During Page's first week on the job, the lawyer who was training her handed her a traffic ticket and told her to find the officer who wrote it. The patrol cop, Jim Page, told her he remembered the ticket, but he wanted to know something else. "He asked me, 'Are you married?' When I told him I wasn't, he said, 'Wanna get married?' I thought I might have scared him off when I told him maybe we needed to go on a date first." They made a lunch date at Spaghetti Warehouse and started going out, and when Robin told her they were engaged, her mother was delighted a Dallas cop was joining her family.
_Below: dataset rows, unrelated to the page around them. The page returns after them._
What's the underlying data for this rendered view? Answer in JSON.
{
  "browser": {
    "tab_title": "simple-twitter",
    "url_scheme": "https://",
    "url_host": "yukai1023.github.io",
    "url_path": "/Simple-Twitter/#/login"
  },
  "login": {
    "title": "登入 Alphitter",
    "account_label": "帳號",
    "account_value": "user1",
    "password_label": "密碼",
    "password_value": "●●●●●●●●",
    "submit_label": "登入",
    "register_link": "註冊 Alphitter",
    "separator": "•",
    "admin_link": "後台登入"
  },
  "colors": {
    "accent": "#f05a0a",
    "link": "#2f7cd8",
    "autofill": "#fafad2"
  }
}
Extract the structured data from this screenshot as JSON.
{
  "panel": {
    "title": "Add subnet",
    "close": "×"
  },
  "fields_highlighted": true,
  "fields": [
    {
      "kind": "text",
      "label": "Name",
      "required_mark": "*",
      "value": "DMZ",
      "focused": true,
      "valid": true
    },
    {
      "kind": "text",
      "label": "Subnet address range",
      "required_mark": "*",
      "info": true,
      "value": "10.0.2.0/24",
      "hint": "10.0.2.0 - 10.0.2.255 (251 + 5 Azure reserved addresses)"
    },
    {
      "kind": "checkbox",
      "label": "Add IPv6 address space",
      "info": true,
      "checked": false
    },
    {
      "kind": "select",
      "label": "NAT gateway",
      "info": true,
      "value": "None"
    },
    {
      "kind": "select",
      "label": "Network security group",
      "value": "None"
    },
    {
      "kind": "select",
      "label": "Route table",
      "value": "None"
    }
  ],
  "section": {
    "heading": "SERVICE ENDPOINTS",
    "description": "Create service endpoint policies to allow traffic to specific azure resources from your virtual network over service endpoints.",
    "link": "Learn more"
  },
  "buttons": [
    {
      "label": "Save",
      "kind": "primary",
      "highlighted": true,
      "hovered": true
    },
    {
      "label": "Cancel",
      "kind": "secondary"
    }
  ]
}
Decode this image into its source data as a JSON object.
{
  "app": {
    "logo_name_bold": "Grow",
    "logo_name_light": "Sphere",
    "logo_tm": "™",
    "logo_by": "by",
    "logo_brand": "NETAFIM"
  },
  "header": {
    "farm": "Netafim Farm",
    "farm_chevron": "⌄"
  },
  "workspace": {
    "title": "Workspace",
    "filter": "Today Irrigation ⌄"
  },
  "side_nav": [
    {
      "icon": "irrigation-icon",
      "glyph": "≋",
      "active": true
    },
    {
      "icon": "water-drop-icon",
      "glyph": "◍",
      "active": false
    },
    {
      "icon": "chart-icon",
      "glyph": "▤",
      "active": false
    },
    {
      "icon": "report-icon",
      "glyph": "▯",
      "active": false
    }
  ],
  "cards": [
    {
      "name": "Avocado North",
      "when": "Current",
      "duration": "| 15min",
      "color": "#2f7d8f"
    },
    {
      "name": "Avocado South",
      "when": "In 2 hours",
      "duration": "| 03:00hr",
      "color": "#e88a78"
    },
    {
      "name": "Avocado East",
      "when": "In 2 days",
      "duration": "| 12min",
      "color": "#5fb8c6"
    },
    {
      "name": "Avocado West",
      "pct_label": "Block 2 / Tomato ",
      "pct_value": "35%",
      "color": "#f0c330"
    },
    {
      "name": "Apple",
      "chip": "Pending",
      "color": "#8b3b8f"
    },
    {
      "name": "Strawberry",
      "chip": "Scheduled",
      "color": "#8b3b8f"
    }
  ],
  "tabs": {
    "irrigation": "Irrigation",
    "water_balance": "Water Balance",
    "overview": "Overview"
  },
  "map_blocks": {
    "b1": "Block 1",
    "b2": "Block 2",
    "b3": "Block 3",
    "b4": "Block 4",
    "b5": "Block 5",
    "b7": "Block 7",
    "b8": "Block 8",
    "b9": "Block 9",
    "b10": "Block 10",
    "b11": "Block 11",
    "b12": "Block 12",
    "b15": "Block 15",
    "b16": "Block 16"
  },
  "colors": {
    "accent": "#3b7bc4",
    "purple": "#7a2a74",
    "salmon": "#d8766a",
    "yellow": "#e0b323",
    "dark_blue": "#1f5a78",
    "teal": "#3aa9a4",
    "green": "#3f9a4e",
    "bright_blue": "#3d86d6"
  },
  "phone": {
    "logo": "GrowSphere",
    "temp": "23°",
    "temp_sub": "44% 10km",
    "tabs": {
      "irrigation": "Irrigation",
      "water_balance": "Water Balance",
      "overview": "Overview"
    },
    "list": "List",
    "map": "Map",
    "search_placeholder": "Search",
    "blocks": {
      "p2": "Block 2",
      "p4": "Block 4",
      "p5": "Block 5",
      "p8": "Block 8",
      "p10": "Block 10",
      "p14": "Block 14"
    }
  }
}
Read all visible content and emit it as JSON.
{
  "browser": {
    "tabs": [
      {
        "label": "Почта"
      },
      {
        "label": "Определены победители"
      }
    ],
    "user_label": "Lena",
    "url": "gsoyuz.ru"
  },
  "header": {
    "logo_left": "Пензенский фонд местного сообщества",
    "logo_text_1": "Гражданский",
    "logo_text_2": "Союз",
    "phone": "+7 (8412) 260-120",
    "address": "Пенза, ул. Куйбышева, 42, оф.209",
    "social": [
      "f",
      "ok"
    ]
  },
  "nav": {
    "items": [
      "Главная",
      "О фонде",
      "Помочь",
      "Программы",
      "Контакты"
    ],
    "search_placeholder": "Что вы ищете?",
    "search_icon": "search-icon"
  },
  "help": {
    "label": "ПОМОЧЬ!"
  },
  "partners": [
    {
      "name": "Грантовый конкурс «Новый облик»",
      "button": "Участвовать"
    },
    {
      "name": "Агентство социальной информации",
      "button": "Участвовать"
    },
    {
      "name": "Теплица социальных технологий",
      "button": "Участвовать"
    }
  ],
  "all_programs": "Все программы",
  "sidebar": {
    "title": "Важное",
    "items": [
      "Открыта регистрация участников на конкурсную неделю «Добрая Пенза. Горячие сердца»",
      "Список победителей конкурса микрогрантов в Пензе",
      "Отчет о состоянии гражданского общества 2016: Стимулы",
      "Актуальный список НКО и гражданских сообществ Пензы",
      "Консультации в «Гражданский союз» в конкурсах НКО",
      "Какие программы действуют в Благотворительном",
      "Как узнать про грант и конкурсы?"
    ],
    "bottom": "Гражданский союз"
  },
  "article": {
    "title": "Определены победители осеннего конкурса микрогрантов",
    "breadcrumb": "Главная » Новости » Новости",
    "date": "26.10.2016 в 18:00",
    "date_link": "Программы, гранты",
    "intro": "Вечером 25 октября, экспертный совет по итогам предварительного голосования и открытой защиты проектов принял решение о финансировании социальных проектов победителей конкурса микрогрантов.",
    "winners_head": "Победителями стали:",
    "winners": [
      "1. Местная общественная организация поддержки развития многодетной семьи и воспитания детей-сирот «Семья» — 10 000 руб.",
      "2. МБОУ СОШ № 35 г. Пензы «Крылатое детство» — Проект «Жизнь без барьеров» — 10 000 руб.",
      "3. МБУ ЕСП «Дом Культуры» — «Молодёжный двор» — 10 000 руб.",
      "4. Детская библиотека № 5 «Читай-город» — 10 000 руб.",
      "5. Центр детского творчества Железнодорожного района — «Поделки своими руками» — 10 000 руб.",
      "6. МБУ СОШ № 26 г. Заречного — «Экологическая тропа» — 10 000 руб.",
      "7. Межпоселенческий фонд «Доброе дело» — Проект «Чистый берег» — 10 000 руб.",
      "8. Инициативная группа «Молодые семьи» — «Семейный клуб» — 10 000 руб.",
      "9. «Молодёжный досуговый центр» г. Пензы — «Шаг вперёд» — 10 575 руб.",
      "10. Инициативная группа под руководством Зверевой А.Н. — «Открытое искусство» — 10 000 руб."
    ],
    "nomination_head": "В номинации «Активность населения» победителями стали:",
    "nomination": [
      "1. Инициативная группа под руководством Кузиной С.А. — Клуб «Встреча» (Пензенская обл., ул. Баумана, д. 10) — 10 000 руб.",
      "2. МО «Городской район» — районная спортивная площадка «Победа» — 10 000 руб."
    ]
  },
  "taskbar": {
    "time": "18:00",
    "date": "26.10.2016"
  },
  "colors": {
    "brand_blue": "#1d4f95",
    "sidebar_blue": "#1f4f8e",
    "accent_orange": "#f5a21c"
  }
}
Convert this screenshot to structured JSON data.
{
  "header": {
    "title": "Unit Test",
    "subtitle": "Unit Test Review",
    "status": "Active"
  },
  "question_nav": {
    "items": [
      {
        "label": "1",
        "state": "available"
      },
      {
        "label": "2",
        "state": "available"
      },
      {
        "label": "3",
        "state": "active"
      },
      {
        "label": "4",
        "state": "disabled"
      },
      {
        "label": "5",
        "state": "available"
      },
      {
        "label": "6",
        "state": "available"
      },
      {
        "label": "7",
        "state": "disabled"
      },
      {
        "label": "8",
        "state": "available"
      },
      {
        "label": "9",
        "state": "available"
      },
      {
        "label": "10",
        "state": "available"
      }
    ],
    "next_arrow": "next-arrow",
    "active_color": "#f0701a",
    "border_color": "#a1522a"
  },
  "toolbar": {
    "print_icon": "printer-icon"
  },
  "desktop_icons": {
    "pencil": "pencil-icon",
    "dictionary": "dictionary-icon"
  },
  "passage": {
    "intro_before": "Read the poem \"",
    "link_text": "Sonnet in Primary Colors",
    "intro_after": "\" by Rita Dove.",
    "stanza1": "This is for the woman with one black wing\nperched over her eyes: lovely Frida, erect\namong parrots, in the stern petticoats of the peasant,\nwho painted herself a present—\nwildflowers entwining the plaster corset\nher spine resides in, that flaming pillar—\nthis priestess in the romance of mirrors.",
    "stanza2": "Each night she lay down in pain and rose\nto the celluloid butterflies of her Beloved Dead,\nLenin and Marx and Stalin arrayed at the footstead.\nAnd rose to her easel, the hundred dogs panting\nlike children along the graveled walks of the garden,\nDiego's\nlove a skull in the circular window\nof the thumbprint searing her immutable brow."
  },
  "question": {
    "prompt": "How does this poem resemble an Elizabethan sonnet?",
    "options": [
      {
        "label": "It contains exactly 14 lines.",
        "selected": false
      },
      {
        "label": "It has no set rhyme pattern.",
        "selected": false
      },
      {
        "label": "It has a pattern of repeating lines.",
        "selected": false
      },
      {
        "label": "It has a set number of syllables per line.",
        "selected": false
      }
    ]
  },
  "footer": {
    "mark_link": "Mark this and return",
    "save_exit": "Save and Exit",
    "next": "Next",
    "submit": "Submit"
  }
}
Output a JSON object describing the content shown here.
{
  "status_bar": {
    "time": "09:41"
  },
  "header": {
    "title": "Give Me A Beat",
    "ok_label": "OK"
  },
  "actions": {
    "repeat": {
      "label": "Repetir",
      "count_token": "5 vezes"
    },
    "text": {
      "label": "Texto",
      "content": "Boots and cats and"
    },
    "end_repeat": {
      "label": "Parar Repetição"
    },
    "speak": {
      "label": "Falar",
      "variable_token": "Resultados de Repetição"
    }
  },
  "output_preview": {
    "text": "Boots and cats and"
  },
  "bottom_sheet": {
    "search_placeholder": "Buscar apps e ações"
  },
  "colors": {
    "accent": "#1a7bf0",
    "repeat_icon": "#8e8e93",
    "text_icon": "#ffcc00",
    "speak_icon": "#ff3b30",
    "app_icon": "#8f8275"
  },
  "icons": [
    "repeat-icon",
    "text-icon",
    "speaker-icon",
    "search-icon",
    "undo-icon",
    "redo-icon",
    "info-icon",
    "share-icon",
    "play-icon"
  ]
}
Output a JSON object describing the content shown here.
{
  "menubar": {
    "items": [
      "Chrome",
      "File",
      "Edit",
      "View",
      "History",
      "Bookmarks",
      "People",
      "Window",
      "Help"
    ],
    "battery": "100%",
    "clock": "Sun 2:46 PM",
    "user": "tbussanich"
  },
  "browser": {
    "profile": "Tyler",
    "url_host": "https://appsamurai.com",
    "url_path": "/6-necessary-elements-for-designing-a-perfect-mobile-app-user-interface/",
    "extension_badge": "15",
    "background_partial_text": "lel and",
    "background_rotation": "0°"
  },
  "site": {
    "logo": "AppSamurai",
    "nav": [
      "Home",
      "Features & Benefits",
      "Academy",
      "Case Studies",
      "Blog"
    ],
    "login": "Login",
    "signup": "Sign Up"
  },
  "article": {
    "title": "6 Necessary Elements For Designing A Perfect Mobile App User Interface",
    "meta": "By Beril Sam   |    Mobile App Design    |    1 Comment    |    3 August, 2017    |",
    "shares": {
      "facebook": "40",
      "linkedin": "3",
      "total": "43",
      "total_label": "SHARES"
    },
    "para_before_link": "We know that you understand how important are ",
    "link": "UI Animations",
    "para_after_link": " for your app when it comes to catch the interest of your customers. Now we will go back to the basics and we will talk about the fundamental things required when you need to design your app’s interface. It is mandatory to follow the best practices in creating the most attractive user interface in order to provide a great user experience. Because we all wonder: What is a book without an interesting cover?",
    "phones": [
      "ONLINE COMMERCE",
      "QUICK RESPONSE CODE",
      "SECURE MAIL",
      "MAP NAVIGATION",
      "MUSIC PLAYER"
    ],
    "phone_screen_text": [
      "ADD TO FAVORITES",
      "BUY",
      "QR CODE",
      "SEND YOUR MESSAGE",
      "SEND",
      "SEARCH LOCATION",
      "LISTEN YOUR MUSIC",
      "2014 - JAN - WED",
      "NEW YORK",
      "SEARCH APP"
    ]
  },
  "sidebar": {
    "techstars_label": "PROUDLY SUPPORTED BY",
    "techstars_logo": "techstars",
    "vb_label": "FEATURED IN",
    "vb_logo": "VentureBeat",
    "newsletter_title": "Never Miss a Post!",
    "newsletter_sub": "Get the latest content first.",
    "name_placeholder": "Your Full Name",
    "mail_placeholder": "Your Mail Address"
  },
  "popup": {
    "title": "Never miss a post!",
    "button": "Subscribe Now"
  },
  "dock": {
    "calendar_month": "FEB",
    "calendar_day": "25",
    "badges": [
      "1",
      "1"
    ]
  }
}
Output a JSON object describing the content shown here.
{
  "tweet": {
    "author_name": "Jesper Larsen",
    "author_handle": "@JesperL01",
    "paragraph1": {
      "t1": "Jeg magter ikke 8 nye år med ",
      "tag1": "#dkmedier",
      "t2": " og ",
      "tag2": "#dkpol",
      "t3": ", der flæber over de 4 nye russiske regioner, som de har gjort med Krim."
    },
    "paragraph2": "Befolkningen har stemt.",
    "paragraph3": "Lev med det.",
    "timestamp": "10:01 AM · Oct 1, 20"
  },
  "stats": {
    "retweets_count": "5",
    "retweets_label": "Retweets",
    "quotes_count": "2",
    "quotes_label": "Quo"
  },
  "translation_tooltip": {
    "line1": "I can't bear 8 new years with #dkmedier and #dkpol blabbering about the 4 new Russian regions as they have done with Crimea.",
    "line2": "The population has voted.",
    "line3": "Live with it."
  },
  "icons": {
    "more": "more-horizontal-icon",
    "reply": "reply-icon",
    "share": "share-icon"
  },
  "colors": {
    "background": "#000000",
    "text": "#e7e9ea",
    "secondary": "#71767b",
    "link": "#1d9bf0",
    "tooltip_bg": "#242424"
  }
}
Page worked the city courts for less than a year before moving up to a job as legal advisor to the S.A.F.E. team in 1993. Her duties there included going out with the team on inspections -- to provide on-the-spot advice in the face of complaints by landlords' lawyers -- preparing cases for prosecution (other lawyers would be the lead prosecutor in court), and attempting to work some of the bigger bugs out of the highly bureaucratic system of nailing code violators. She pushed to designate a specialized court for repeat code violators -- the special ordinance court -- so the S.A.F.E. team's dozens of violations against a single defendant could be tried in batches. She also helped set up a standard set of complaints that would withstand legal challenges and designed a system to move S.A.F.E. team tickets through the courts.
Some of those refinements came as a result of the very able legal defenses put up by lawyers for landlords such as the Topletzes.
Page wrote three separate memos -- two in 1996 and one in 1997 -- to code inspectors or cops in the unit about the importance of researching a building's legal ownership before opening a case and writing tickets, then giving notice at the owner's correct address. The last memo, written in November 1997, came as a direct result of problems with about 23 tickets issued to the Topletzes that Page and another prosecutor say they had no choice but to dismiss.
"They didn't send out notices; they just wrote them tickets. So we couldn't prove they had notice of the violations," Page recalls. "The inspectors knew we were going to dismiss those cases eventually. They [the Topletzes and their attorney] kept getting them reset, and we tried to negotiate some kind of plea, but they don't plea out."
In the usual run of business, rank-and-file inspectors and police investigators were kept abreast of cases. "We got their advice on pleas. They knew what cases were getting dismissed and why," Page says. "There wasn't anything secret going on."
The S.A.F.E. team, which eventually grew to 30 people, brought together three different city departments -- code enforcement, the cops, and city attorneys -- and coordination among the three was frequently difficult, Page recalls.
Janet Dill Stewart, the special-ordinance-court prosecutor who worked closely with Page, remembers that the S.A.F.E. team had a high turnover rate, "and with everybody changing all the time, you were telling them these things over and over." Stewart, who prosecuted cases against major slumlords for three years before she moved to Oklahoma in 1998, wrote her own multi-page instructional memo to the S.A.F.E. team in August 1997.
All officers in the unit were required to sign a ledger stating they received Page's November 1997 memo, she says. But the cops never passed it on to the code inspectors -- the people actually writing the tickets. "I had to hand it out," says Page. Her step-by-step, three-page list of instructions later was incorporated into the training document for all new code inspectors.
From the time Page joined the city attorney's office, she had eyed the job of legal liaison -- advising police on the details of the law -- and she finally landed it late last year, after a two-month stint as Stewart's replacement in the special ordinance court. Page had just begun teaching classes to new recruits at the Dallas Police Academy when the S.A.F.E. team's blundered cases began haunting her.
Lt. Tammy Ellzey, who had taken over S.A.F.E. after Page had left, began demanding explanations for various dismissed tickets. Many concerned cases that had been investigated three or four years before but had only recently been disposed of in the courts because of court backlogs and defense attorneys' delaying tactics.